A primeira pedra atirada nessa luta foi jogada por Israel ao iniciar e perpetrar a expulsão dos palestinos de seus lares e terras ancestrais desde a polêmica criação do seu Estado, com apoio incondicional dos EUA que fazendo uso do seu poder de veto no Conselho de Segurança da ONU, impede qualquer ação militar com objetivo de estabelecer uma paz justa. 

Por outro lado, a Assembleia Geral da ONU, que, na prática só serve para aprovar declarações, mas não ações, já aprovou por esmagadora maioria dezenas de resoluções condenando Israel pelas violações de Direitos Humanos e por sua ocupação militar de territórios que não são seus e que tem donos.
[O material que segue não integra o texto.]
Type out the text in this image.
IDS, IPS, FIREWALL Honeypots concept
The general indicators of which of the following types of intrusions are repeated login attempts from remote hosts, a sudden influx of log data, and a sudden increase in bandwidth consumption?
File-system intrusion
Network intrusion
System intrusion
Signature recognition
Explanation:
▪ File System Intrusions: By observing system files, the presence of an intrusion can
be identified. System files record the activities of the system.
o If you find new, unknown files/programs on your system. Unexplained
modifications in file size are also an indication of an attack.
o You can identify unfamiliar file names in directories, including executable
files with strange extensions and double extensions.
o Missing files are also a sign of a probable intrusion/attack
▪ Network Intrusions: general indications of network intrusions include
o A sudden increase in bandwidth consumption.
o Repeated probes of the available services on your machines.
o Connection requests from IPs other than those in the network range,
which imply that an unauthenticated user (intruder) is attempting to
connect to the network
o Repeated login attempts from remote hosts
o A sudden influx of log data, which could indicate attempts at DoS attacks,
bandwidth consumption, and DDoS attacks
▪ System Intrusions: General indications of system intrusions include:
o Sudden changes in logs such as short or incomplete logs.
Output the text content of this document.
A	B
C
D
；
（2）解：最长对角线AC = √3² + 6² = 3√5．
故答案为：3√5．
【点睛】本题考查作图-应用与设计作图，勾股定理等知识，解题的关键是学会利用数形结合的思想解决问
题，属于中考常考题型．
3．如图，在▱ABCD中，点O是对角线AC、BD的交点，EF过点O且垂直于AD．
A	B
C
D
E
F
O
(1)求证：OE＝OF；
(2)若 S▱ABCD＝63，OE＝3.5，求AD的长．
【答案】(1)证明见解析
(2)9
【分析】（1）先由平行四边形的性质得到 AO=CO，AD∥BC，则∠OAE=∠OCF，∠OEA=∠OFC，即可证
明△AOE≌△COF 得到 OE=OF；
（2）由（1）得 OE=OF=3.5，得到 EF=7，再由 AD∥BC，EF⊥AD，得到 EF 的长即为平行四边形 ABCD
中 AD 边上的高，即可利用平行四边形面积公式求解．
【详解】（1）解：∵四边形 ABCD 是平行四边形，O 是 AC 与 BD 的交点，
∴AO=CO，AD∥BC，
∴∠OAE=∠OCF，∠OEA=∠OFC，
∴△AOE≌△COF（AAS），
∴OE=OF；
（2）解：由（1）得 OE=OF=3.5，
Israel, que se apoia da resolução da ONU de 1948, ignora e descumpre solenemente as demais. 

Apartheid em Israel

Ao longo dos anos, os palestinos vêm sendo confinados em uma espécie de prisão a céu aberto, pois são cercados por muros altíssimos, não possuem acesso a nenhuma fronteira a não ser através dos postos ou aeroportos controlados, por Israel, não possuem passaportes como palestinos (alguns poucos têm passaportes israelenses fruto ainda da resolução da ONU de 1948) e têm que recorrer a favores de países vizinhos, como a Jordânia, para conseguir um.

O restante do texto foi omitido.